The Null Device

Loveless redux

Something Awful looks at the recent reissue of My Bloody Valentine's Loveless, which Kevin Shields spent the last four years remastering:
So what can My Bloody Valentine fans expect from the long-awaited Loveless reissue? Bliss. Like, it's totally, you can't even describe. It's like a migraine made of vicodin, man. It's like the aurora borealis, but made of guitars, and you're getting blown by a cherub (made of guitars). Imagine you're overdosing on Xanax inside God's vagina, and there are some guitar sounds related to that. It's like, the original was pure sonic perfection, but this is like, even more perfect? Because there's more presence and most assuredly some additional warmth.
And what can the rest of us expect? Well, the original album consisted of some murmuring, plus lots of guitars and some more guitars. Now, thanks to miraculous new mastering technology, it's louder. According to Kevin Shields himself, the first disc of the reissue is exactly the same as the 1991 release but with the volume turned up; the second disc, freshly mastered from the original analogue tapes, sounds almost exactly like the first disc. Read the interview yourself and try to tell me that's not what he said.
It's amazing how much effort is spent on preserving “heritage rock” artefacts (and surely MBV are slowly but surely heading into that ossified canon, as the kids for whom they were a formative experience head into middle age, with an acute awareness of the fleetingness of youth and the disposable income to scrabble desperately against it); almost as if one's teens and twenties were as close as one got to being one's true self, and everything that followed was an anticlimax, a betrayal of oneself and an awful compromise with the crushing forces of boring adulthood on the long slog to the grave. So we cling on to our youth (which, as time goes by, becomes increasingly represented by a collage of the consumer products consumed during it), spending money on doing so, and some of that money goes to pay Kevin Shields to spend four years making Loveless sound slightly louder.
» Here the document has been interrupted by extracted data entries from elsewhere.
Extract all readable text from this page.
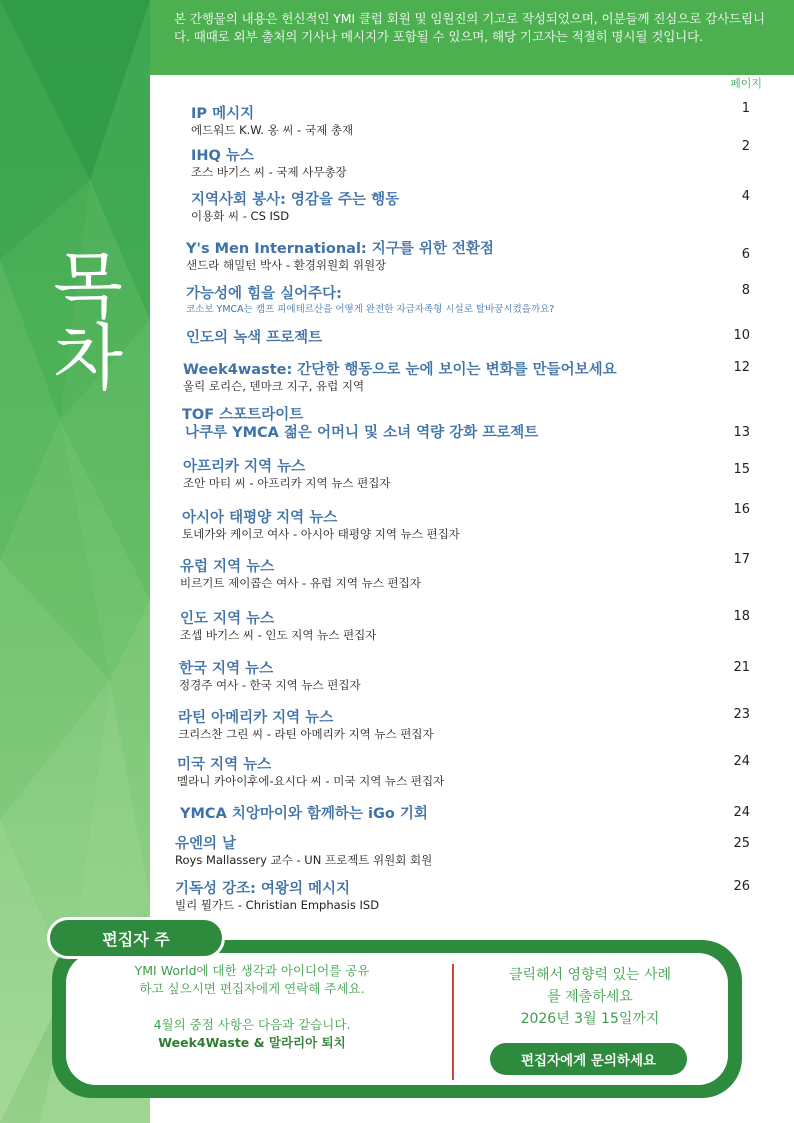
목차
본 간행물의 내용은 헌신적인 YMI 클럽 회원 및 임원진의 기고로 작성되었으며, 이분들께 진심으로 감사드립니다. 때때로 외부 출처의 기사나 메시지가 포함될 수 있으며, 해당 기고자는 적절히 명시될 것입니다.
페이지
IP 메시지
에드워드 K.W. 옹 씨 - 국제 총재
1
IHQ 뉴스
조스 바기스 씨 - 국제 사무총장
2
지역사회 봉사: 영감을 주는 행동
이용화 씨 - CS ISD
4
Y's Men International: 지구를 위한 전환점
샌드라 해밀턴 박사 - 환경위원회 위원장
6
가능성에 힘을 실어주다:
코소보 YMCA는 캠프 피에테르산을 어떻게 완전한 자급자족형 시설로 탈바꿈시켰을까요?
8
인도의 녹색 프로젝트	10
Week4waste: 간단한 행동으로 눈에 보이는 변화를 만들어보세요
울릭 로리슨, 덴마크 지구, 유럽 지역
12
TOF 스포트라이트
나쿠루 YMCA 젊은 어머니 및 소녀 역량 강화 프로젝트	13
아프리카 지역 뉴스
조안 마티 씨 - 아프리카 지역 뉴스 편집자
15
아시아 태평양 지역 뉴스
토네가와 케이코 여사 - 아시아 태평양 지역 뉴스 편집자
16
유럽 지역 뉴스
비르기트 제이콥슨 여사 - 유럽 지역 뉴스 편집자
17
인도 지역 뉴스
조셉 바기스 씨 - 인도 지역 뉴스 편집자
18
한국 지역 뉴스
정경주 여사 - 한국 지역 뉴스 편집자
21
라틴 아메리카 지역 뉴스
크리스찬 그린 씨 - 라틴 아메리카 지역 뉴스 편집자
23
미국 지역 뉴스
멜라니 카아이후에-요시다 씨 - 미국 지역 뉴스 편집자
24
YMCA 치앙마이와 함께하는 iGo 기회	24
유엔의 날
Roys Mallassery 교수 - UN 프로젝트 위원회 회원
25
기독성 강조: 여왕의 메시지
빌리 뮐가드 - Christian Emphasis ISD
26
편집자 주
YMI World에 대한 생각과 아이디어를 공유
하고 싶으시면 편집자에게 연락해 주세요.
4월의 중점 사항은 다음과 같습니다.
Week4Waste & 말라리아 퇴치
클릭해서 영향력 있는 사례
를 제출하세요
2026년 3월 15일까지
편집자에게 문의하세요
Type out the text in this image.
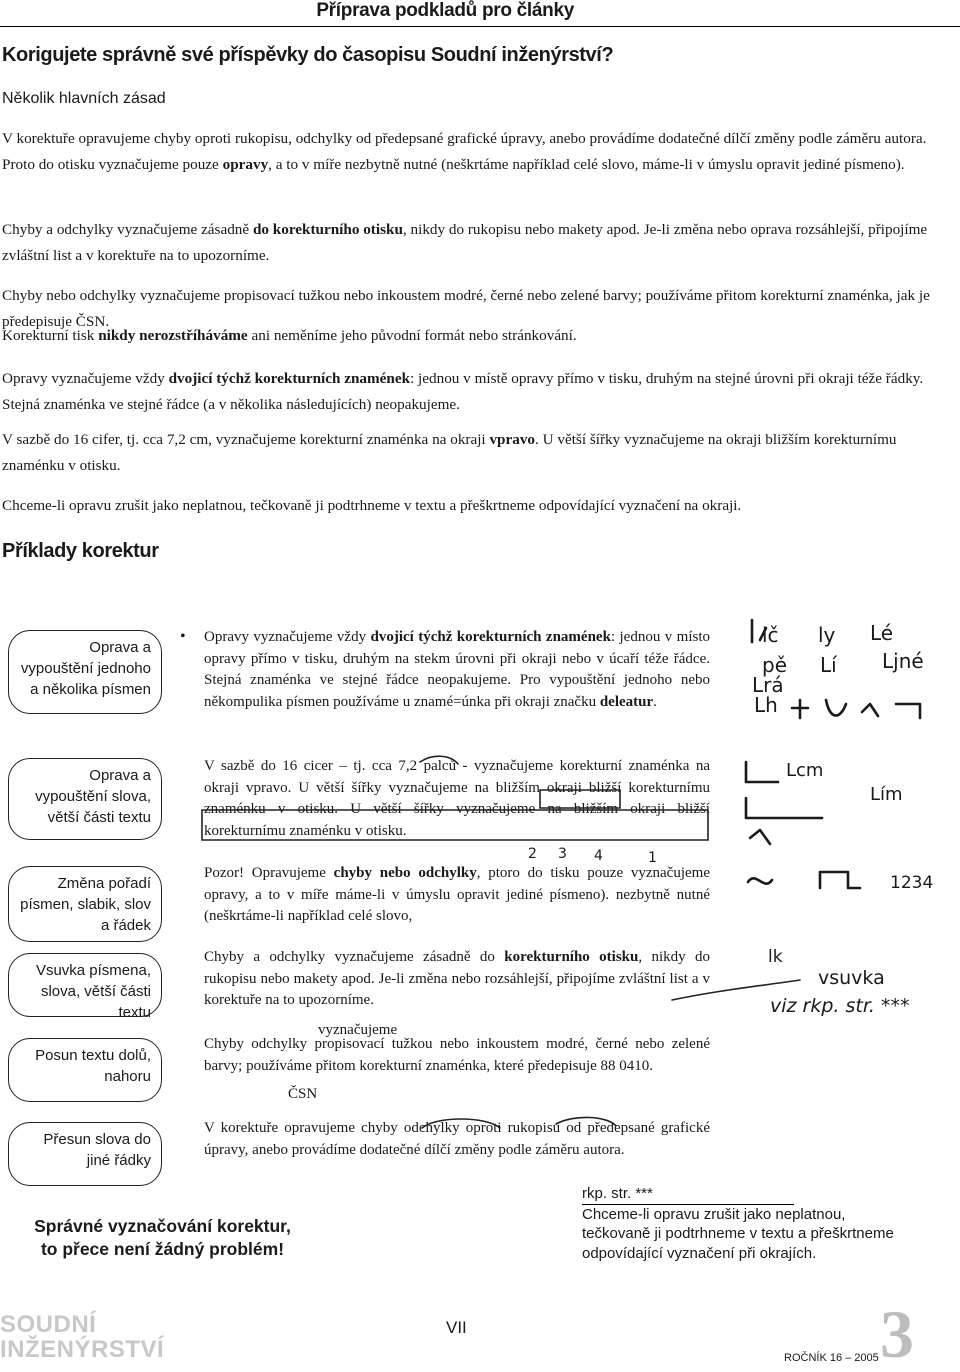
Příprava podkladů pro články
Korigujete správně své příspěvky do časopisu Soudní inženýrství?
Několik hlavních zásad
V korektuře opravujeme chyby oproti rukopisu, odchylky od předepsané grafické úpravy, anebo provádíme dodatečné dílčí změny podle záměru autora. Proto do otisku vyznačujeme pouze opravy, a to v míře nezbytně nutné (neškrtáme například celé slovo, máme-li v úmyslu opravit jediné písmeno).
Chyby a odchylky vyznačujeme zásadně do korekturního otisku, nikdy do rukopisu nebo makety apod. Je-li změna nebo oprava rozsáhlejší, připojíme zvláštní list a v korektuře na to upozorníme.
Chyby nebo odchylky vyznačujeme propisovací tužkou nebo inkoustem modré, černé nebo zelené barvy; používáme přitom korekturní znaménka, jak je předepisuje ČSN.
Korekturní tisk nikdy nerozstříháváme ani neměníme jeho původní formát nebo stránkování.
Opravy vyznačujeme vždy dvojicí týchž korekturních znamének: jednou v místě opravy přímo v tisku, druhým na stejné úrovni při okraji téže řádky. Stejná znaménka ve stejné řádce (a v několika následujících) neopakujeme.
V sazbě do 16 cifer, tj. cca 7,2 cm, vyznačujeme korekturní znaménka na okraji vpravo. U větší šířky vyznačujeme na okraji bližším korekturnímu znaménku v otisku.
Chceme-li opravu zrušit jako neplatnou, tečkovaně ji podtrhneme v textu a přeškrtneme odpovídající vyznačení na okraji.
Příklady korektur
Oprava a vypouštění jednoho a několika písmen
Oprava a vypouštění slova, větší části textu
Změna pořadí písmen, slabik, slov a řádek
Vsuvka písmena, slova, větší části textu
Posun textu dolů, nahoru
Přesun slova do jiné řádky
• Opravy vyznačujeme vždy dvojicí týchž korekturních znamének: jednou v místo opravy přímo v tisku, druhým na stekm úrovni při okraji nebo v úcaří téže řádce. Stejná znaménka ve stejné řádce neopakujeme. Pro vypouštění jednoho nebo někompulika písmen používáme u znamé=únka při okraji značku deleatur.
V sazbě do 16 cicer – tj. cca 7,2 palců - vyznačujeme korekturní znaménka na okraji vpravo. U větší šířky vyznačujeme na bližším okraji bližší korekturnímu znaménku v otisku. U větší šířky vyznačujeme na bližším okraji bližší korekturnímu znaménku v otisku.
Pozor! Opravujeme chyby nebo odchylky, ptoro do tisku pouze vyznačujeme opravy, a to v míře máme-li v úmyslu opravit jediné písmeno). nezbytně nutné (neškrtáme-li například celé slovo,
Chyby a odchylky vyznačujeme zásadně do korekturního otisku, nikdy do rukopisu nebo makety apod. Je-li změna nebo rozsáhlejší, připojíme zvláštní list a v korektuře na to upozorníme.
vyznačujeme
Chyby odchylky propisovací tužkou nebo inkoustem modré, černé nebo zelené barvy; používáme přitom korekturní znaménka, které předepisuje 88 0410.
ČSN
V korektuře opravujeme chyby odchylky oproti rukopisu od předepsané grafické úpravy, anebo provádíme dodatečné dílčí změny podle záměru autora.
lč ly Lé
pě Lí Ljné
Lrá
Lh
Lcm
Lím
2 3 4	1
1234
lk
vsuvka
viz rkp. str. ***
Správné vyznačování korektur,
to přece není žádný problém!
rkp. str. ***
Chceme-li opravu zrušit jako neplatnou,
tečkovaně ji podtrhneme v textu a přeškrtneme
odpovídající vyznačení při okrajích.
SOUDNÍ
INŽENÝRSTVÍ
VII
ROČNÍK 16 – 2005 3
The article goes on to reveal some of the features of the new reissue:

Many listeners have noted a jarring digital glitch present in the remastered "What You Want," which may seem like a significant oversight in a project that's been in the works for four years. However, it's actually an Easter egg for dedicated fans: when slowed down a bit, the glitch is actually over thirty hours of shelved My Bloody Valentine music from Kevin Shields' various abortive attempts at a Loveless follow-up.
Thanks to the overall loudness boost of the new mastering job, playing "Sometimes" at high volumes reveals the repeated brittle snap of Kevin Shields breaking off tremolo arm after tremolo arm and yelling "for the love of god, will somebody please fucking bring me more tremolo arms," followed by the sound of engineer Alan Moulder crunching through piles of fallen tremolo arms like so many autumn leaves and creakily screwing a new tremolo arm onto Kevin's long-suffering Jazzmaster even as he continues to bash out wobbly chords.